A neuron is a cell in the nervous tissue that transmits electrical and chemical signals throughout the body. These cells have a highly elongated shape, consisting of the cell body (which contains the nucleus and most of the volume of the cell), an axon, and dendrites. The axon is an extension from the neuronal cell body that transmits the signal to receiving cells. Each dendrite, which collectively forms a branched array, is an extension from the neuronal cell body that receives input from other cells. The signals that travel along the axons are electrical excitations called action potentials. An action potential is a rapid change in membrane potential because of changes in the flux of potassium and sodium ions inside and outside the cell. This allows a nerve or muscle cell to transmit an electrical signal. Chemical signaling between neurons occurs at the synapses where the axons and dendrites meet, but electrical signals allow the nerve impulses to travel along the axon much more quickly.

The resting membrane potential of a cell is maintained by the Na+/K+ pumps and the K+ leak channels. When an electrical signal is received, it may alter the electrical potential of a region of the cell membrane either by depolarization or hyperpolarization. Depolarization is a change of the voltage across the membrane above resting membrane potential. Hyperpolarization is a change in the voltage across the membrane below resting membrane potential.

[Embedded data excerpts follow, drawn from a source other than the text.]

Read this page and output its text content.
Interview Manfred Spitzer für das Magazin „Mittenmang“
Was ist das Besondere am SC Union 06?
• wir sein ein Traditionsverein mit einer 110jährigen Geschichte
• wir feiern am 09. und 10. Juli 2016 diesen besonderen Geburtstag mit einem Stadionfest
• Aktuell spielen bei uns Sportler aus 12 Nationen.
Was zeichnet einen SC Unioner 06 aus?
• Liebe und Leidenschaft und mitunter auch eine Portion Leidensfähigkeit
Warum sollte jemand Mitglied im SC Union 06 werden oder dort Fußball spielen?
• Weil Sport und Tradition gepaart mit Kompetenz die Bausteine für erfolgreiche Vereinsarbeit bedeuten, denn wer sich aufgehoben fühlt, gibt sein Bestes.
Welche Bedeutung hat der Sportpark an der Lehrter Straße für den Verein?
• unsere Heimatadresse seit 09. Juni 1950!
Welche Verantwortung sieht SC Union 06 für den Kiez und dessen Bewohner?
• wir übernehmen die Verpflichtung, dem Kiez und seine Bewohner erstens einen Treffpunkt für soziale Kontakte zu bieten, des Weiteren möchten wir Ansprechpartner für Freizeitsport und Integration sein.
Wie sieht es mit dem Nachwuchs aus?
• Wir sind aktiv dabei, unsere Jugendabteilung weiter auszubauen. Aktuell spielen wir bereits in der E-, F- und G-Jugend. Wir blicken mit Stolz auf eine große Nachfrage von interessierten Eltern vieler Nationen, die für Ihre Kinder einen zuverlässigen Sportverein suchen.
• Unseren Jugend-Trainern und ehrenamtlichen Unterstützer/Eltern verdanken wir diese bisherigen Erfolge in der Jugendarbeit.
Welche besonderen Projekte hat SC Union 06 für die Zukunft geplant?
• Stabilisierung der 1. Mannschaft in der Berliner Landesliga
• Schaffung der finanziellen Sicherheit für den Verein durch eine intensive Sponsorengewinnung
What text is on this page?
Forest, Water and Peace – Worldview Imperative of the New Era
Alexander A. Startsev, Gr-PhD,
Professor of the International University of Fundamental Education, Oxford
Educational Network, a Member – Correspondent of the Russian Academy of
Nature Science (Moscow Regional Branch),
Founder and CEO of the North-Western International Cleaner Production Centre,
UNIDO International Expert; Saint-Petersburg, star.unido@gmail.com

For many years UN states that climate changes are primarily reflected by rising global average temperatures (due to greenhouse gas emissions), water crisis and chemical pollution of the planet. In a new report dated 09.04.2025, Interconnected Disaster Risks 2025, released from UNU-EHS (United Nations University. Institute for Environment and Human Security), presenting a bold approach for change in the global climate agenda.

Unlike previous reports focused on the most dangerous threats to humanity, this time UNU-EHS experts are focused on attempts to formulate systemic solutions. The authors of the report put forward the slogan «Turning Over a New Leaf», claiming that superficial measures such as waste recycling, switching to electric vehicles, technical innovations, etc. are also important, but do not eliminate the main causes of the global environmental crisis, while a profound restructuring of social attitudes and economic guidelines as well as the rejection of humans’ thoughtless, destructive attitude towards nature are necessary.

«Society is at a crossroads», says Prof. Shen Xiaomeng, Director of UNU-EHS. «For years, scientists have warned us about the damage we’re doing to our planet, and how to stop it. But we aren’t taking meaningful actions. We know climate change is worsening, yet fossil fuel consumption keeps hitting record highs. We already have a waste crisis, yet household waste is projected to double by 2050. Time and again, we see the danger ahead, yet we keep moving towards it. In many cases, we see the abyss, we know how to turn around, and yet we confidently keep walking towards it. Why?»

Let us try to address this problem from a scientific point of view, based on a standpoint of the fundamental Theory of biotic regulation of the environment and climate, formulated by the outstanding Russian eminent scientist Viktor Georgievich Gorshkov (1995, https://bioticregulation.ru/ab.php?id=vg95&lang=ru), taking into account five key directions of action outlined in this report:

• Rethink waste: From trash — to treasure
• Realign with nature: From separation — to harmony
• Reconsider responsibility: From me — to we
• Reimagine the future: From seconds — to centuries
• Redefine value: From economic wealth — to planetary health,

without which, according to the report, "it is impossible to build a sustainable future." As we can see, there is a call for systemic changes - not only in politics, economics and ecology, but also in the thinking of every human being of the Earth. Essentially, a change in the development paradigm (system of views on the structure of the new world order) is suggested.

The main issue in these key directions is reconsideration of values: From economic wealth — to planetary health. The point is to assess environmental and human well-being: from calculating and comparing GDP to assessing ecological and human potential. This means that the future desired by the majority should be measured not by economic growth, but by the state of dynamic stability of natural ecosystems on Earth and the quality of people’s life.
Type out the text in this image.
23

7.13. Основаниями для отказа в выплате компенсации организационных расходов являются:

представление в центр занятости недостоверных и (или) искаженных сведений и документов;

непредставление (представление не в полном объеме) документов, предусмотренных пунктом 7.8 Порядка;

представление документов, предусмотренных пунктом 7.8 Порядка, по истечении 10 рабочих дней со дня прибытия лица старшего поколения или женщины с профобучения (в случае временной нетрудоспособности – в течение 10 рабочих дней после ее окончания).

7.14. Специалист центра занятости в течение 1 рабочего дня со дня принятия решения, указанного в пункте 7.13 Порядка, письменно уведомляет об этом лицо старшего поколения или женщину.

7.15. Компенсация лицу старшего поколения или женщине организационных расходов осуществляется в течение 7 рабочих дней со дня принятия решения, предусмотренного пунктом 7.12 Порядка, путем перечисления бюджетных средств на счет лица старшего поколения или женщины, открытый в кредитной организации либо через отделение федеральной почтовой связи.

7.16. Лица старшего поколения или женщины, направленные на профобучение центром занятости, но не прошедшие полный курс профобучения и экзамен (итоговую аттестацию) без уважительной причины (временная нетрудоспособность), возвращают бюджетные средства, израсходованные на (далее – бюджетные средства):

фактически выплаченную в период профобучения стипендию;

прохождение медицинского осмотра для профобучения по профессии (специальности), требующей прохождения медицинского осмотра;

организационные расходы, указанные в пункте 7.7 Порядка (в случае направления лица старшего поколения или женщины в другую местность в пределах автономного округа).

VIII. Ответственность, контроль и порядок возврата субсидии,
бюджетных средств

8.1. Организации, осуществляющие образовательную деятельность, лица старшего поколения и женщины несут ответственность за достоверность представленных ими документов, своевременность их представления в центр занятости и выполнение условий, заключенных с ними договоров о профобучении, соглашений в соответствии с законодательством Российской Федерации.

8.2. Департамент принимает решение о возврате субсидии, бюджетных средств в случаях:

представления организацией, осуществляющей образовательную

Phases of an Action Potential

The resting membrane potential of a cell is maintained by the Na+/K+ pumps and the K+ leak channels. When an electrical signal is received, the electrical potential of a region of the cell membrane is altered, either by depolarization or hyperpolarization.
A depolarization of membrane potential may passively spread across the plasma membrane, but if it is large enough, it will trigger the opening of voltage-gated Na+ channels. Na+ ions flow into the cell, which depolarizes the membrane further and triggers voltage-gated channels in the adjacent areas to open. By this self-propagating process, the action potential travels down the axon, and thus the electrical impulse is spread.

The depolarization of the membrane in a given region continues until the membrane potential is nearly at the Na+ ion equilibrium. At this point, the voltage-gated Na+ channels are inactivated, and voltage-gated K+ channels open. K+ ions flow into the cell and rapidly restore the membrane potential to the K+ ion equilibrium potential. Once the membrane potential is restored, the voltage-gated K+ channels close, and the neuron is ready to fire another action potential.

Through these impulses, messages are sent from sensory neurons to the brain for information processing. Additional messages can be sent from the brain to motor neurons to initiate a movement in response to the information. In the case of simple reflexes, the sensory neuron communicates directly with a motor neuron, bypassing information processing by the brain. For example, when a doctor taps a patient just below the knee, the sensory nerve sends an impulse to the spinal cord, where it is relayed to a motor nerve. This causes the front thigh muscle to contract and the opposing muscle to relax. So, the leg jerks up. This involves only two nerves and one synapse. The brain doesn't even know what's happening until the leg is in motion.

Propagation of Action Potential

A nerve cell transmits an electric signal via an action potential, which is a change in membrane electrical charge resulting from the rapid influx of sodium and potassium ions into the axon.